WINSTON-SALEM, North Carolina (Reuters) - Three jurors who acquitted former U.S. Senator John Edwards on one count of taking illegal campaign money for his failed 2008 presidential bid said on Friday there was not enough evidence to convict him of five related federal charges.
A mistrial was declared on those five counts on Thursday after the 12-member jury in Greensboro, North Carolina, said it was deadlocked on its ninth day of deliberation.
Three of the jurors, including the foreman, said on NBC’s “Today” show they believed Edwards was guilty of at least some of the charges brought against him by the government.
Edwards, 58, was accused of masterminding a plot to funnel more than $900,000 from two wealthy supporters to conceal his pregnant mistress from his cancer-stricken wife and voters during his bid to win the Democratic nomination four years ago.
“I think he definitely had some knowledge of the money, where the money was going,” said juror Ladonna Foster.
“But he was just smart enough to hide it,” said juror Cindy Aquaro, later adding, “The evidence just was not there for us to prove guilt.”
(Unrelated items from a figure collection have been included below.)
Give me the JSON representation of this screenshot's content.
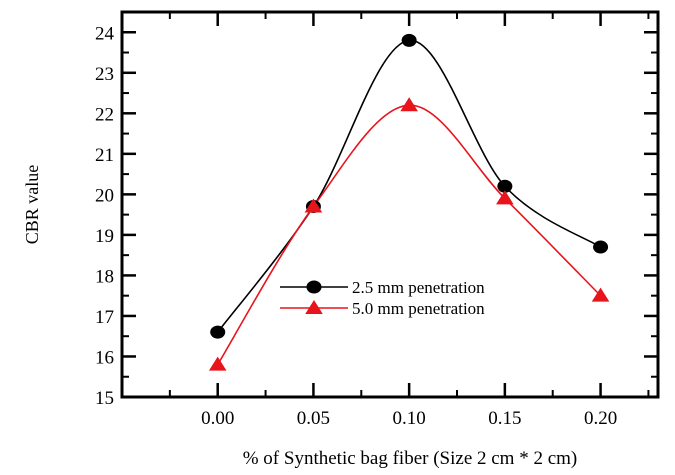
{
  "chart_data": {
    "type": "line",
    "title": "",
    "xlabel": "% of Synthetic bag fiber (Size 2 cm * 2 cm)",
    "ylabel": "CBR value",
    "x": [
      0.0,
      0.05,
      0.1,
      0.15,
      0.2
    ],
    "x_tick_labels": [
      "0.00",
      "0.05",
      "0.10",
      "0.15",
      "0.20"
    ],
    "xlim": [
      -0.05,
      0.23
    ],
    "ylim": [
      15,
      24.5
    ],
    "y_ticks": [
      15,
      16,
      17,
      18,
      19,
      20,
      21,
      22,
      23,
      24
    ],
    "grid": false,
    "legend_position": "center-right",
    "series": [
      {
        "name": "2.5 mm penetration",
        "values": [
          16.6,
          19.7,
          23.8,
          20.2,
          18.7
        ],
        "color": "#000000",
        "marker": "circle"
      },
      {
        "name": "5.0 mm penetration",
        "values": [
          15.8,
          19.7,
          22.2,
          19.9,
          17.5
        ],
        "color": "#e8141c",
        "marker": "triangle"
      }
    ]
  }
}
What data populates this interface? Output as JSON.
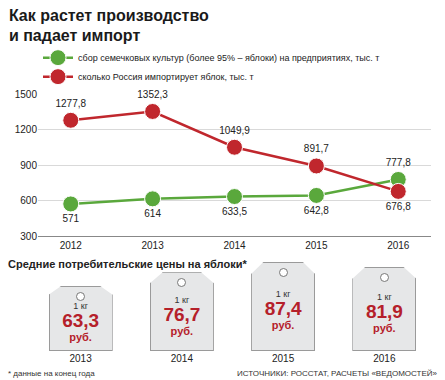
{
  "chart_data": {
    "type": "line",
    "title": "Как растет производство\nи падает импорт",
    "categories": [
      "2012",
      "2013",
      "2014",
      "2015",
      "2016"
    ],
    "series": [
      {
        "name": "сбор семечковых культур (более 95% – яблоки) на предприятиях, тыс. т",
        "color": "#5aa83c",
        "marker": "circle",
        "values": [
          571,
          614,
          633.5,
          642.8,
          777.8
        ],
        "value_labels": [
          "571",
          "614",
          "633,5",
          "642,8",
          "777,8"
        ]
      },
      {
        "name": "сколько Россия импортирует яблок, тыс. т",
        "color": "#c0272d",
        "marker": "circle",
        "values": [
          1277.8,
          1352.3,
          1049.9,
          891.7,
          676.8
        ],
        "value_labels": [
          "1277,8",
          "1352,3",
          "1049,9",
          "891,7",
          "676,8"
        ]
      }
    ],
    "ylim": [
      300,
      1500
    ],
    "yticks": [
      300,
      600,
      900,
      1200,
      1500
    ],
    "grid": true,
    "data_labels": true,
    "legend": "top left"
  },
  "prices": {
    "title": "Средние потребительские цены на яблоки*",
    "unit": "1 кг",
    "currency": "руб.",
    "items": [
      {
        "year": "2013",
        "value": 63.3,
        "label": "63,3"
      },
      {
        "year": "2014",
        "value": 76.7,
        "label": "76,7"
      },
      {
        "year": "2015",
        "value": 87.4,
        "label": "87,4"
      },
      {
        "year": "2016",
        "value": 81.9,
        "label": "81,9"
      }
    ]
  },
  "note": "* данные на конец года",
  "source": "ИСТОЧНИКИ: РОССТАТ, РАСЧЕТЫ «ВЕДОМОСТЕЙ»"
}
Jury foreman David Recchion said the government’s case took a hit due to the lack of credibility of its chief witness, ex-campaign aide Andrew Young, who once falsely claimed paternity of the child Edwards had fathered with Rielle Hunter.
The defense showed that Young made inconsistent statements, benefited financially from a tell-all book about Edwards’ affair and pocketed more than $1 million from the cover-up.
“I think unfortunately that was probably the key part of the miss for the prosecution,” Recchion said of Young’s testimony.
The jurors said emotions sometimes ran high as the deliberations dragged out, but they started each day with calmness and tried to put their personal feelings about Edwards’ character aside.
“We actually prayed together as a group,” Recchion said.
A law enforcement source said late Thursday that Justice Department prosecutors were unlikely to retry Edwards, but no final decision had been made.
Foster said she thought the government should try again, while Aquaro said she did not think the first trial was money well spent.
But juror Recchion said the campaign finance law itself was flawed. “I think there needs to be some change in campaign finance law before you go through this process, and kind of nailing down what really is and what really isn’t a campaign contribution.”